あの男に自分の存在を否定されることがこんなにも辛いなんて。


涙が後から後から溢れてくる。


嗚咽を漏らさないように唇を噛んだ。


やがてメルグウェンは涙の流れる顔を上げて天井を眺めた。


金髪の美しい姫の面影が浮かんだ。


この勝負、結局どちらが勝ったことになるのだろう?


メルグウェンは涙を掃うと立ち上がり、荷物から剣を取り出した。


あの男の愛していた妹の剣。


妹と同じように大事にされていると思っていた私が馬鹿だった。


メルグウェンは剣を鞘から抜くとゆっくりと切っ先を自分に向けた。




ガブリエルとルモンはメルグウェンが自分達の会話を聞いていたことに気付いていなかった。


ルモンは首を振って言った。


「そんなことを言われては、あまりにもメルグウェン様がお気の毒です」


「どこが気の毒なんだ?いくら腹の立つことを言われたからって、鼠の死骸を婚約祝いだと言って贈る奴だぞ」


「それは確かに褒められたことではないですが、姫はずっと苦しんでおられたのです」


「あいつはどこか悪いのか?確かにここの所あまり元気に見えなかったが。
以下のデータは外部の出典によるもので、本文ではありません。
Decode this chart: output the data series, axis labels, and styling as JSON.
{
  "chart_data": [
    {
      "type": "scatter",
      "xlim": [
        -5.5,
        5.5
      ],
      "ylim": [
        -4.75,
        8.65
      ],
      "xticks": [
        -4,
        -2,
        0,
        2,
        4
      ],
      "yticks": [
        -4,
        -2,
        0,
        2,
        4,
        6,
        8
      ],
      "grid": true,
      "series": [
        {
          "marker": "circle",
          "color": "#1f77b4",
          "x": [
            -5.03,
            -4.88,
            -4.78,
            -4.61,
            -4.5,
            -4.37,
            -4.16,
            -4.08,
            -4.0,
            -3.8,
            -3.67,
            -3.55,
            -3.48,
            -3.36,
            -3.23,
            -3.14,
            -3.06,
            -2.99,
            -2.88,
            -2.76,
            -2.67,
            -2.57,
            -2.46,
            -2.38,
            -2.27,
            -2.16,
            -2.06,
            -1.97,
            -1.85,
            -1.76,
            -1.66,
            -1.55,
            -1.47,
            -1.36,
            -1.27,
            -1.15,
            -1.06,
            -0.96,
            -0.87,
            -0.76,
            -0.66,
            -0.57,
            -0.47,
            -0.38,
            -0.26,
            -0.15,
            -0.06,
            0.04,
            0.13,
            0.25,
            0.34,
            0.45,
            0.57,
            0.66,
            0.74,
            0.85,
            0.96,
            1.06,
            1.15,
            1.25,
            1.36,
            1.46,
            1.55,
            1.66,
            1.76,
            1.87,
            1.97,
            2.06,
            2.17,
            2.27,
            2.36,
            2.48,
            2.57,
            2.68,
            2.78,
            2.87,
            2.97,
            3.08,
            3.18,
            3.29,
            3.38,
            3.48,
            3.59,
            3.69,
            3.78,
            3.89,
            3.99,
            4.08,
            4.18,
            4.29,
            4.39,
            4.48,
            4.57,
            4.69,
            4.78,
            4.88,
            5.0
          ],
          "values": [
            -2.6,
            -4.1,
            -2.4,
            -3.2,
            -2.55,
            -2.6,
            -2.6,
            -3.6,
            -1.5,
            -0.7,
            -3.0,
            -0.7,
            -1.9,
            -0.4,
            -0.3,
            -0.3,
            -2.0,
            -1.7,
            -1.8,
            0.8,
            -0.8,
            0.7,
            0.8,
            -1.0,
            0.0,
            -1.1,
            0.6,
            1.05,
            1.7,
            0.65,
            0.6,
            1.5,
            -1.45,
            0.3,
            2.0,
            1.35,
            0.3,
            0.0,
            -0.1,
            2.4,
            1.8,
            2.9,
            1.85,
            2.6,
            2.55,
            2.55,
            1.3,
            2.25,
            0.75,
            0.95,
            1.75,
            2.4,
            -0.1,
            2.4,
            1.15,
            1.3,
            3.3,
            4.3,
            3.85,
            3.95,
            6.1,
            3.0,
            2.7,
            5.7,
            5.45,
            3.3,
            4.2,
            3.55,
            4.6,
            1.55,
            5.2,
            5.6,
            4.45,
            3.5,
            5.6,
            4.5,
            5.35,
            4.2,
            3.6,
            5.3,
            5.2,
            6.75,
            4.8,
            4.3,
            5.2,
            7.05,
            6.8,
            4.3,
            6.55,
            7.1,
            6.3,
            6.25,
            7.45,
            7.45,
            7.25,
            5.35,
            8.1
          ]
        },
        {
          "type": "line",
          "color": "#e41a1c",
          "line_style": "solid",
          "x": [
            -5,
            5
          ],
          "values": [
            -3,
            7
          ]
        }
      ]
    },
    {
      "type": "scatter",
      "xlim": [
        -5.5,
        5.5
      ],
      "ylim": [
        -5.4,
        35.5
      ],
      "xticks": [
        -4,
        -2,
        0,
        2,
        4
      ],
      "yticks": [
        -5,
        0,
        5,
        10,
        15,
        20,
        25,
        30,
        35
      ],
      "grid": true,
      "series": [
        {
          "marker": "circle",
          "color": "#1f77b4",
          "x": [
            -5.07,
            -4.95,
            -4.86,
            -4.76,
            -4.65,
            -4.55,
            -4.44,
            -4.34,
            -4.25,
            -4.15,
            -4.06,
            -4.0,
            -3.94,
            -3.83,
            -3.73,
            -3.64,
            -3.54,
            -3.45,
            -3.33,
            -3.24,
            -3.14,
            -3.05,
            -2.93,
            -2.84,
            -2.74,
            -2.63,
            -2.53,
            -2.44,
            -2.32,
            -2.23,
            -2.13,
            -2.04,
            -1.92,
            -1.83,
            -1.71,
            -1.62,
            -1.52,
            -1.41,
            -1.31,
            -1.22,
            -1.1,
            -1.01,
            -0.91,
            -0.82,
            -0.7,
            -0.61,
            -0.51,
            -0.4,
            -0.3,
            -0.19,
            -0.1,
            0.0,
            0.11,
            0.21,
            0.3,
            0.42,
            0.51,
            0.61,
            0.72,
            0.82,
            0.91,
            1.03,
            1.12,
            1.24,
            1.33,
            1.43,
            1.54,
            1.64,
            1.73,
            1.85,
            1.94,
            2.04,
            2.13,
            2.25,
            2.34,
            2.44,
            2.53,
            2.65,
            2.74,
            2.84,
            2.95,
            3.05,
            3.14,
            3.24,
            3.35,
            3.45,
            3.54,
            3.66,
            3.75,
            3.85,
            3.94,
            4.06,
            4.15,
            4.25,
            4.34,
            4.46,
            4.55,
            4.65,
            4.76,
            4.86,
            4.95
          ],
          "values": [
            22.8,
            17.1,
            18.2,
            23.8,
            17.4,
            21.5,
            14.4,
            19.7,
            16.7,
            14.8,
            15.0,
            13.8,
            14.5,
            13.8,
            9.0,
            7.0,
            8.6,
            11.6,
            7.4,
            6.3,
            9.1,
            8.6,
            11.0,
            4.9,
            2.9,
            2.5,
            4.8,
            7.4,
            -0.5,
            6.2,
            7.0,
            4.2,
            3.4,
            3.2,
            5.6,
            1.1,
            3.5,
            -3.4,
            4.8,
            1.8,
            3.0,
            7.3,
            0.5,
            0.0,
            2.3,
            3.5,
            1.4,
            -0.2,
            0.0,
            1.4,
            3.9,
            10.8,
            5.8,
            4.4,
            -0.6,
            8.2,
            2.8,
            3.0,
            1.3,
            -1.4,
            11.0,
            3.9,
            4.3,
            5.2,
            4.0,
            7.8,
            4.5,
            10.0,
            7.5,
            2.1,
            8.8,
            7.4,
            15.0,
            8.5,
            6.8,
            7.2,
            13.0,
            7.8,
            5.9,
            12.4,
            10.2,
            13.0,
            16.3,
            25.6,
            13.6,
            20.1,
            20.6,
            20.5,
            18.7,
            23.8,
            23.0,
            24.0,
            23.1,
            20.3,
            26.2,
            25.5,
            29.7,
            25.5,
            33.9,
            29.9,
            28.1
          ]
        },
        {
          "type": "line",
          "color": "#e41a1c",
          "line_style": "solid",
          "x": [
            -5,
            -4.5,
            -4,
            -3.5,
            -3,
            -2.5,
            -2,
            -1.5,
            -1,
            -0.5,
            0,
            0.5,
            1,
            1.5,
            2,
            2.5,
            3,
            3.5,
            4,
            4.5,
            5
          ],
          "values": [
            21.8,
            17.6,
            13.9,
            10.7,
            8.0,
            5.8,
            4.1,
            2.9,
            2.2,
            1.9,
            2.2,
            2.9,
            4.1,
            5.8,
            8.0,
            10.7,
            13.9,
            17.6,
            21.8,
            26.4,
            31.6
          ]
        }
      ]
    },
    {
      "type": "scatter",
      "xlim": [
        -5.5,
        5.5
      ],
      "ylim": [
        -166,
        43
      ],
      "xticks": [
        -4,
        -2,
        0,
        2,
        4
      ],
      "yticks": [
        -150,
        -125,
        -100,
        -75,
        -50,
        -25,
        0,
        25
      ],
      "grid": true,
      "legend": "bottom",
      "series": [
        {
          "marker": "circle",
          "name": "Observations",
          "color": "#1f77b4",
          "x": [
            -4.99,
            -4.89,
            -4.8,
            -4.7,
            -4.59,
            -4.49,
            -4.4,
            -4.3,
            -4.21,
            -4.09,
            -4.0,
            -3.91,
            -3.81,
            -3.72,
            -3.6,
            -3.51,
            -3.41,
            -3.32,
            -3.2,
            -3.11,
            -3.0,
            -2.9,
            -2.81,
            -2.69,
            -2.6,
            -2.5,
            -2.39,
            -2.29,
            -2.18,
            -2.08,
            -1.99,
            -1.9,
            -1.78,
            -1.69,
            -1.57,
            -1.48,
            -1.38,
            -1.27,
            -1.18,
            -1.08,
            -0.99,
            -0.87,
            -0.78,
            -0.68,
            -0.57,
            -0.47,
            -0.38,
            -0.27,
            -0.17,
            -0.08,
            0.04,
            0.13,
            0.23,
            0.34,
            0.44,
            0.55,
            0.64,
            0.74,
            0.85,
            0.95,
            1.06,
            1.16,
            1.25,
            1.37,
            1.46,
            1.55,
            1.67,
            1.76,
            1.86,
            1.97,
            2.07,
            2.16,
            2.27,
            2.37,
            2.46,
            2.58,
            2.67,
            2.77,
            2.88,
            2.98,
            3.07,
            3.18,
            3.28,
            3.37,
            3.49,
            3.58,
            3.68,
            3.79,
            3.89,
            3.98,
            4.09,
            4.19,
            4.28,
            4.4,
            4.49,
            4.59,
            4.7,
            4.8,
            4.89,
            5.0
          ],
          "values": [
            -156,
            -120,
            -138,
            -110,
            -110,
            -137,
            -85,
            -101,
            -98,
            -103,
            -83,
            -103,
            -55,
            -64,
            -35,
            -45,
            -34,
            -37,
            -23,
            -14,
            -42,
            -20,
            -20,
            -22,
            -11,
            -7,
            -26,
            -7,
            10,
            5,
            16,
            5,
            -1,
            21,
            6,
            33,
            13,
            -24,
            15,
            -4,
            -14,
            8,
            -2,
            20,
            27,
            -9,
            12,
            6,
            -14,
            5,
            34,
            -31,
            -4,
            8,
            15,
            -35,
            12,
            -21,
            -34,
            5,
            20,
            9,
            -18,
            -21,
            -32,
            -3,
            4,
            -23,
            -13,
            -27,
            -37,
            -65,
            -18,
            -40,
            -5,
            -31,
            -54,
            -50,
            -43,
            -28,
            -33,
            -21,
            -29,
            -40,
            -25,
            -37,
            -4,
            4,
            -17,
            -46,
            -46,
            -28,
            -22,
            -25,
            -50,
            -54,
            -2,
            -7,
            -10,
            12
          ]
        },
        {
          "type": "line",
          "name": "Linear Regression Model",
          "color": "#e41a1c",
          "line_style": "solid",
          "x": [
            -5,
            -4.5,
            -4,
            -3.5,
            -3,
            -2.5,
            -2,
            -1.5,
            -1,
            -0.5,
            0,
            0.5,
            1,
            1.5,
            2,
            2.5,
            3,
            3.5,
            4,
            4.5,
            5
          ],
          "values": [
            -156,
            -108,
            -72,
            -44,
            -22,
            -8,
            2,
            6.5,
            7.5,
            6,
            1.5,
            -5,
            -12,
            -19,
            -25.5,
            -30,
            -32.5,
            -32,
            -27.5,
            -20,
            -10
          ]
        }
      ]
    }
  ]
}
何の病だ?」


「恋の病です」


「…恋だと?」


「はい」


「相手は誰だ?おまえもモルガドだとか言わないよな?」


「モルガドですか?確かに騎士達の中にもメルグウェン様を妻にしたいという者は数人いますよ。ですが、姫が恋焦がれている相手が分かっていたので、誰も何も言わなかったのです」


「だからその相手は誰だ?」


「本当にお分かりにならないのですか?」


「ああ、分からない。俺は初めおまえのことではないかと思っていたのだが」


ルモンは溜息をついた。


「姫のことは好きですけど、そのような感情はありません。というか、なくなったのです。他の騎士達と同じ理由で」


「好きだったら競争すれば良いではないか。そんなに強力な相手なのか?」


「一番お似合いだと思いましたので」


「尋ねるのは3度目だぞ。そいつは誰だ?」


「貴方ですよ」


「…まさか」


ガブリエルは信じられないという顔をして呟いた。


「何故まさかなんです?」


「あいつは俺を嫌っているぞ」


「そんなことは絶対ないです」


「だが、いつも俺に突っかかってくるし。以前妻にしてやると言ったら、父親の選んだ老人の方がましだみたいなことを言っていたぞ」


「それはガブリエル様がいつも姫をおからかいになるからで」


「……」


ガブリエルは暫く頭を抱えて物思いに沈んでいた。